Wir recherchieren nach,
damit ihr nicht müsst.

Antenne Kärnten interviewt ein ehemaliges SOS-Kinderdorf-Kind über Missbrauch. Das Gespräch ist freiwillig – zeigt aber, wie schnell der Opferschutz in den Hintergrund geraten kann.

„Du hast ja selbst als Kind auch Gewalt und Missbrauch erfahren. Magst du vielleicht kurz überfliegen, was da passiert ist? Wir müssen nicht im Detail reden, aber vielleicht magst du da noch ein bisschen was loswerden.“ Der Satz klingt harmlos. Doch er ist eine Aufforderung, im Radio vor tausenden Zuhörer:innen über den eigenen Missbrauch zu reden.

Das Gespräch führt eine Antenne Kärnten-Redakteurin mit B. On-air werden nur Ausschnitte daraus gespielt, online kann man es in voller Länge nachhören.

Als B. seine Gewalterfahrungen „überfliegen“ soll, ist bereits die Hälfte des Gesprächs vergangen. Man weiß schon viel über ihn: warum er ins SOS-Kinderdorf kam, welche Betreuerin gut zu ihm war und wer ihn psychisch misshandelt hat.

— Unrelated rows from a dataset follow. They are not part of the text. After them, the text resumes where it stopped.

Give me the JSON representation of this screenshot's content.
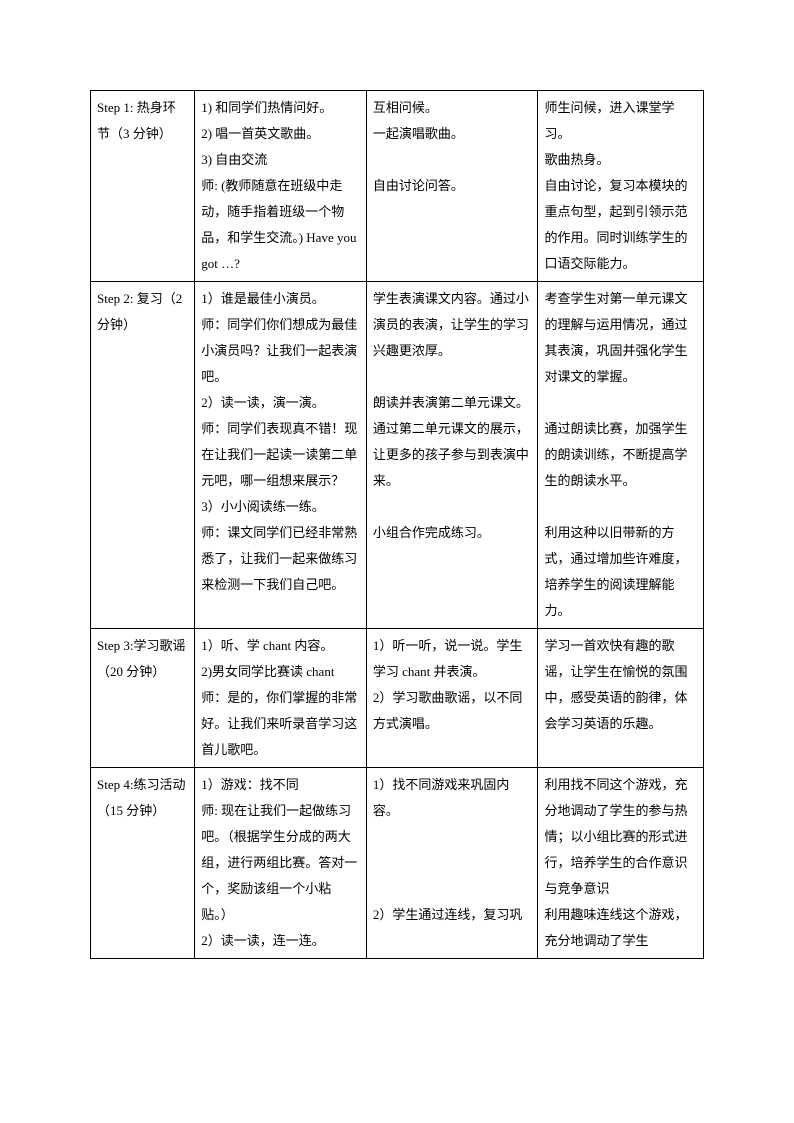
{
  "rows": [
    {
      "step": "Step 1: 热身环节（3 分钟）",
      "teacher": "1) 和同学们热情问好。\n2) 唱一首英文歌曲。\n3) 自由交流\n师: (教师随意在班级中走动，随手指着班级一个物品，和学生交流。) Have you got …?",
      "student": "互相问候。\n一起演唱歌曲。\n\n自由讨论问答。",
      "intent": "师生问候，进入课堂学习。\n歌曲热身。\n自由讨论，复习本模块的重点句型，起到引领示范的作用。同时训练学生的口语交际能力。"
    },
    {
      "step": "Step 2: 复习（2 分钟）",
      "teacher": "1）谁是最佳小演员。\n师：同学们你们想成为最佳小演员吗？让我们一起表演吧。\n2）读一读，演一演。\n师：同学们表现真不错！现在让我们一起读一读第二单元吧，哪一组想来展示？\n3）小小阅读练一练。\n师：课文同学们已经非常熟悉了，让我们一起来做练习来检测一下我们自己吧。",
      "student": "学生表演课文内容。通过小演员的表演，让学生的学习兴趣更浓厚。\n\n朗读并表演第二单元课文。通过第二单元课文的展示，让更多的孩子参与到表演中来。\n\n小组合作完成练习。",
      "intent": "考查学生对第一单元课文的理解与运用情况，通过其表演，巩固并强化学生对课文的掌握。\n\n通过朗读比赛，加强学生的朗读训练，不断提高学生的朗读水平。\n\n利用这种以旧带新的方式，通过增加些许难度，培养学生的阅读理解能力。"
    },
    {
      "step": "Step 3:学习歌谣（20 分钟）",
      "teacher": "1）听、学 chant 内容。\n2)男女同学比赛读 chant\n师：是的，你们掌握的非常好。让我们来听录音学习这首儿歌吧。",
      "student": "1）听一听，说一说。学生学习 chant 并表演。\n2）学习歌曲歌谣，以不同方式演唱。",
      "intent": "学习一首欢快有趣的歌谣，让学生在愉悦的氛围中，感受英语的韵律，体会学习英语的乐趣。"
    },
    {
      "step": "Step 4:练习活动（15 分钟）",
      "teacher": "1）游戏：找不同\n师: 现在让我们一起做练习吧。（根据学生分成的两大组，进行两组比赛。答对一个，奖励该组一个小粘贴。）\n2）读一读，连一连。",
      "student": "1）找不同游戏来巩固内容。\n\n\n\n2）学生通过连线，复习巩",
      "intent": "利用找不同这个游戏，充分地调动了学生的参与热情；以小组比赛的形式进行，培养学生的合作意识与竞争意识\n利用趣味连线这个游戏，充分地调动了学生"
    }
  ]
}
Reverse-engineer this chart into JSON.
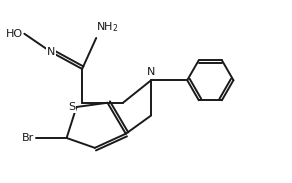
{
  "bg_color": "#ffffff",
  "line_color": "#1a1a1a",
  "lw": 1.4,
  "text_color": "#1a1a1a",
  "fs": 8.0,
  "xlim": [
    0,
    10
  ],
  "ylim": [
    0,
    6.1
  ]
}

Dass das Telefonat ein Radio-Interview ist, daran muss man sich immer wieder erinnern. Es klingt eher wie ein vertrauliches Hintergrundgespräch – oder überhaupt so, als würden sich zwei Bekannte privat unterhalten.

B. spricht freiwillig über seine Erfahrungen, er hat sich von sich aus bei Antenne Kärnten gemeldet. Das bestätigt uns auch Programmchef Timm Bodner auf Anfrage.

Doch Medien tragen hier eine Verantwortung: Der Schutz der Betroffenen muss bei solchen sensiblen Themen Vorrang haben. Die Aufklärung darf nicht zur Inszenierung werden. Ist das gelungen?

Detailfragen können retraumatisieren

Die Falter-Enthüllungen rund um die Missbrauchsvorfälle im SOS Kinderdorf haben das ganze Land bewegt – und weite Kreise gezogen. Zu Beginn stand das SOS-Kinderdorf Moosburg in Kärnten im Fokus, mittlerweile weiß man, dass sich das Misshandeln und Vertuschen bis in nepalesische Kinderdörfer gezogen hat. Und dass es sich wohl nur um die Spitze des Eisbergs handelt.

Auch B. soll in Moosburg untergebracht gewesen sein, er ist heute ein erwachsener Mann. Seine Geschichte ist berührend und die Redakteurin bemüht sich, eine vertrauensvolle Situation zu schaffen. Mehrmals unterstreicht sie mit einem „Es tut mir leid“ ihr Mitgefühl. Doch obwohl sie ihrem Interviewpartner versichert, man müsse „nicht im Detail reden“, wird sehr viel im Detail geredet.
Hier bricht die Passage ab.